DetectionFunction Adjustments Truncation AIC Density D.CV Lower.CI Upper.CI
Half-nomal None 34.2 919.1403 79.62956 0.1256098 62.12053 102.07360
Half-nomal None 20.0 764.3046 70.82577 0.1572081 51.97829 96.50740
Hazard rate None 20.0 767.2114 62.36395 0.1873007 43.20835 90.01183
Uniform Cosine 20.0 765.5030 75.04383 0.1436218 56.51495 99.64755
# Plot probability density functions
par(mfrow=c(2,2))
plot(ptdat.hn, main="Half normal, no truncation", pdf=TRUE)
plot(ptdat.hn.t20m, main="Half normal, truncation 20m", pdf=TRUE)
plot(ptdat.hr.t20m, main="Hazard rate, truncation 20m", pdf=TRUE)
plot(ptdat.uf.cos.t20m, main="Uniform with cosine, truncation 20m", pdf=TRUE)

We see a fair degree of variability between analyses - reliable analysis of point transect data is more difficult than for line transect data. We see greater loss in precision from truncating data relative to line transect sampling, but if we don’t truncate data, different models can give widely differing estimates.

Wren data (Optional)

In the code provided below, each dataset is loaded and then detection functions that we selected are fitted.

# Wren data for Method 1 (5 min counts)
load("wren1.RData")
# Wren data for Method 2 (snapshot)
load("wren2.RData")
# Method 1
wren1.uf.cos.t110 <- ds(data=wren1, key="unif", adjustment="cos", 
                        transect="point", truncation=110, convert.units=0.01)
# Method 2
wren2.hr.cos.t110 <- ds(data=wren2, key="hr", adjustment=NULL, 
                        transect="point", truncation=110, convert.units=0.01)
Winter wren density estimates from 5 minute counts and snapshot moment.
Method Density Lower.CI Upper.CI
1 1.284510 0.7894791 2.089942
2 1.023128 0.7948734 1.316927
# Plot detection functions
par(mfrow=c(1,2))
plot(wren1.uf.cos.t110, main="5 minute count")
plot(wren2.hr.cos.t110, main="Snapshot moment")

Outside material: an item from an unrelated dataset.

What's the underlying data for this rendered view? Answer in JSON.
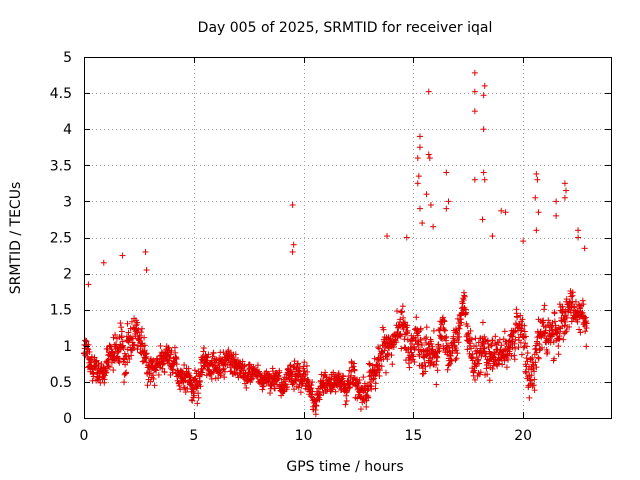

As the detection distance histograms indicate, winter wren showed evidence of observer avoidance, more than other species in the Montrave study. We show the detection function graph rather than the PDF to emphasise the evasive movement aspect of the data. If you conduct the goodness of fit test, using gof_ds(), you will find that the models still suitably fit the data.